The L-BFGS algorithm is the most common method for solving the unconstrained nonlinear programming problem, has the advantages of high convergence rate, low memory overhead and the like, and is suitable for large-scale calculation.

Let us assume that the unconstrained problem is defined as minf (x), x ∈ Rⁿ

f (x) at x^(k)At a second order Taylor expansion of

Since the extreme point of f (x) satisfiesNeglecting the last remainder and taking the derivative to obtain

Thus the iterative formula of Newton's method is

As can be seen from the above equation, Newton's method requires x to be calculated for each iteration^(k)The inverse of the Hessian matrix is processed, and the Hessian matrix is not necessarily fixed, so that the inverse of the Hessian matrix is approximated by a matrix containing no second derivative, namely a quasi-newton method, and different construction methods of the approximation matrix determine different quasi-newton methods.

The BFGS algorithm uses a matrix B_k+1To approximate Hessian matrixIs calculated by the formula

Wherein p is^(k)＝x^(k+1)-x^(k)，Order toThe BFGS formula can be obtained

Let y_k＝q_k，s_k＝p_k，The above formula can be rewritten as

Order toThenThe L-BFGS only takes the nearest m groups of data to construct an approximate calculation formula each time, namely

The pseudo-code for the L-BFGS algorithm is as follows:

the classification of subclasses of material data can accurately analyze the problems in the data, such as case/full half angle, connector, unit non-uniformity, similar pronunciation and the like, carry out a reasonable data preprocessing process, standardize and standardize the data, convert the data into a characteristic vector form, and classify the data by adopting a logistic regression + L2 regularization + L-BFGS optimization method.

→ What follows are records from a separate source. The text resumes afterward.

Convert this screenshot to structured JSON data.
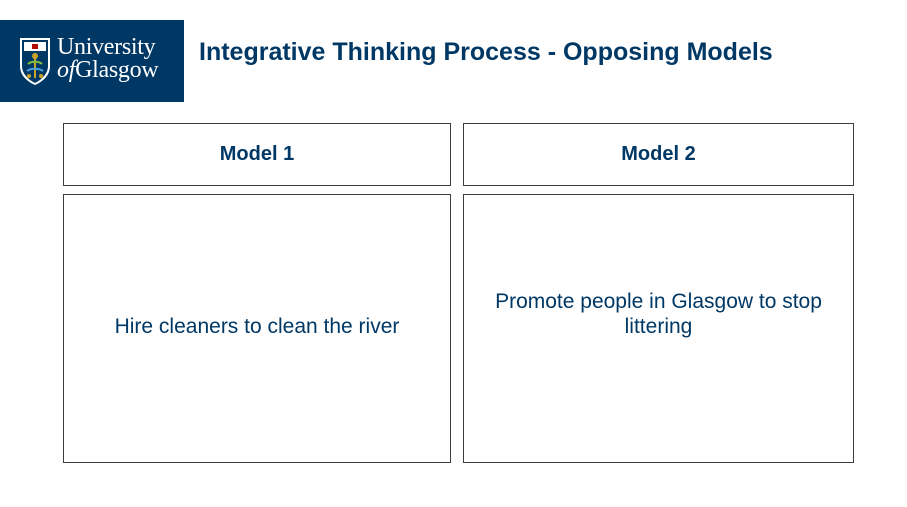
{
  "logo": {
    "line1": "University",
    "line2_prefix": "of",
    "line2_rest": "Glasgow",
    "background": "#003865"
  },
  "title": "Integrative Thinking Process - Opposing Models",
  "models": [
    {
      "heading": "Model 1",
      "description": "Hire cleaners to clean the river"
    },
    {
      "heading": "Model 2",
      "description": "Promote people in Glasgow to stop littering"
    }
  ],
  "colors": {
    "accent": "#003865",
    "border": "#3d3d3d"
  }
}
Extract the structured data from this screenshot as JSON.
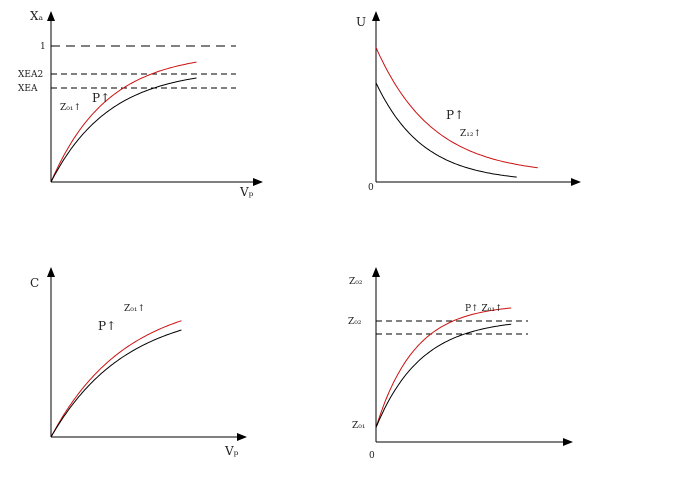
{
  "chart_data": [
    {
      "type": "line",
      "id": "panel1",
      "ylabel": "Xₐ",
      "xlabel": "Vₚ",
      "ylim": [
        0,
        1.05
      ],
      "xlim": [
        0,
        1.45
      ],
      "reference_levels": [
        {
          "value": 1.0,
          "label": "1"
        },
        {
          "value": 0.8,
          "label": "XEA2"
        },
        {
          "value": 0.7,
          "label": "XEA"
        }
      ],
      "series": [
        {
          "name": "red",
          "color": "#cc1111",
          "rate": 2.6,
          "asymptote": 0.8,
          "x_max": 1.0
        },
        {
          "name": "black",
          "color": "#000000",
          "rate": 2.5,
          "asymptote": 0.7,
          "x_max": 1.0
        }
      ],
      "annotations": [
        {
          "text": "P↑",
          "value": "P",
          "at": [
            0.3,
            0.6
          ]
        },
        {
          "text": "Z₀₁↑",
          "value": "Z",
          "at": [
            0.06,
            0.5
          ]
        }
      ]
    },
    {
      "type": "line",
      "id": "panel2",
      "ylabel": "U",
      "origin_label": "0",
      "ylim": [
        0,
        1.2
      ],
      "xlim": [
        0,
        1.45
      ],
      "series": [
        {
          "name": "red",
          "color": "#cc1111",
          "start": 0.95,
          "end": 0.05,
          "decay": 2.5,
          "x_max": 1.15
        },
        {
          "name": "black",
          "color": "#000000",
          "start": 0.7,
          "end": 0.0,
          "decay": 3.0,
          "x_max": 1.0
        }
      ],
      "annotations": [
        {
          "text": "P↑",
          "value": "P",
          "at": [
            0.5,
            0.45
          ]
        },
        {
          "text": "Z₁₂↑",
          "value": "Z",
          "at": [
            0.6,
            0.3
          ]
        }
      ]
    },
    {
      "type": "line",
      "id": "panel3",
      "ylabel": "C",
      "xlabel": "Vₚ",
      "ylim": [
        0,
        1.2
      ],
      "xlim": [
        0,
        1.45
      ],
      "series": [
        {
          "name": "red",
          "color": "#cc1111",
          "scale": 1.0,
          "rate": 1.8,
          "x_max": 0.97
        },
        {
          "name": "black",
          "color": "#000000",
          "scale": 0.92,
          "rate": 1.8,
          "x_max": 0.97
        }
      ],
      "annotations": [
        {
          "text": "Z₀₁↑",
          "value": "Z",
          "at": [
            0.55,
            0.9
          ]
        },
        {
          "text": "P↑",
          "value": "P",
          "at": [
            0.33,
            0.75
          ]
        }
      ]
    },
    {
      "type": "line",
      "id": "panel4",
      "ylabel": "Z₀₂",
      "origin_label": "0",
      "ylim": [
        0,
        1.2
      ],
      "xlim": [
        0,
        1.45
      ],
      "reference_levels": [
        {
          "value": 0.95,
          "label": "Z₀₂"
        },
        {
          "value": 0.85,
          "label": ""
        }
      ],
      "base": {
        "value": 0.1,
        "label": "Z₀₁"
      },
      "series": [
        {
          "name": "red",
          "color": "#cc1111",
          "asymptote": 0.95,
          "rate": 3.5,
          "x_max": 1.0
        },
        {
          "name": "black",
          "color": "#000000",
          "asymptote": 0.85,
          "rate": 3.0,
          "x_max": 1.0
        }
      ],
      "annotations": [
        {
          "text": "P↑ Z₀₁↑",
          "value": "P Z",
          "at": [
            0.6,
            1.0
          ]
        }
      ]
    }
  ]
}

The above description is only for the preferred embodiment of the present invention, but the scope of the present invention is not limited thereto, and any person skilled in the art should be able to cover the technical solutions and their inventive concepts of the present invention with the equivalent alternatives or modifications within the scope of the present invention.

Claims

1. A method for classifying names of subclasses corresponding to long description of material data comprises the following steps:

s1: raw material data: reading data of the original material;

s7: and (4) evaluating the classification result: the classification result is evaluated by a classification result metric.

2. The method for classifying names of subclasses corresponding to long description of material data according to claim 1, wherein said S2 comprises the following steps:

s21: unifying the original material data unit and the connector;

s22: brackets and slashes are removed;

s23: after Chinese word segmentation, text-to-pinyin conversion is carried out;

s24: upper case to lower case and full angle to half angle.

3. The method for classifying names of subclasses corresponding to material data length description according to claim 1, wherein the original material data in S3 is material data length description and subclass name.

4. The method for classifying names of subclasses corresponding to long description of material data according to claim 1, wherein in step S4, the sample set is divided into training set samples and testing set samples in a ratio of 7: 3.

5. the method for classifying names of subclasses corresponding to material data length descriptions according to claim 1, wherein the material length descriptions in S5 are material text data, and the feature vectorization method is tf-idf algorithm.

6. The method for classifying names of subclasses corresponding to long description of material data according to claim 1, wherein the classification method in S6 includes logistic regression, naive Bayes, decision trees, support vector machines, K neighbors, random forests, GBDT, XGBoost, neural networks and the like.

7. The method for classifying names of corresponding subclasses described in claim 1, wherein said measures of evaluating classification results in S7 include accuracy, recall rate and F1 value.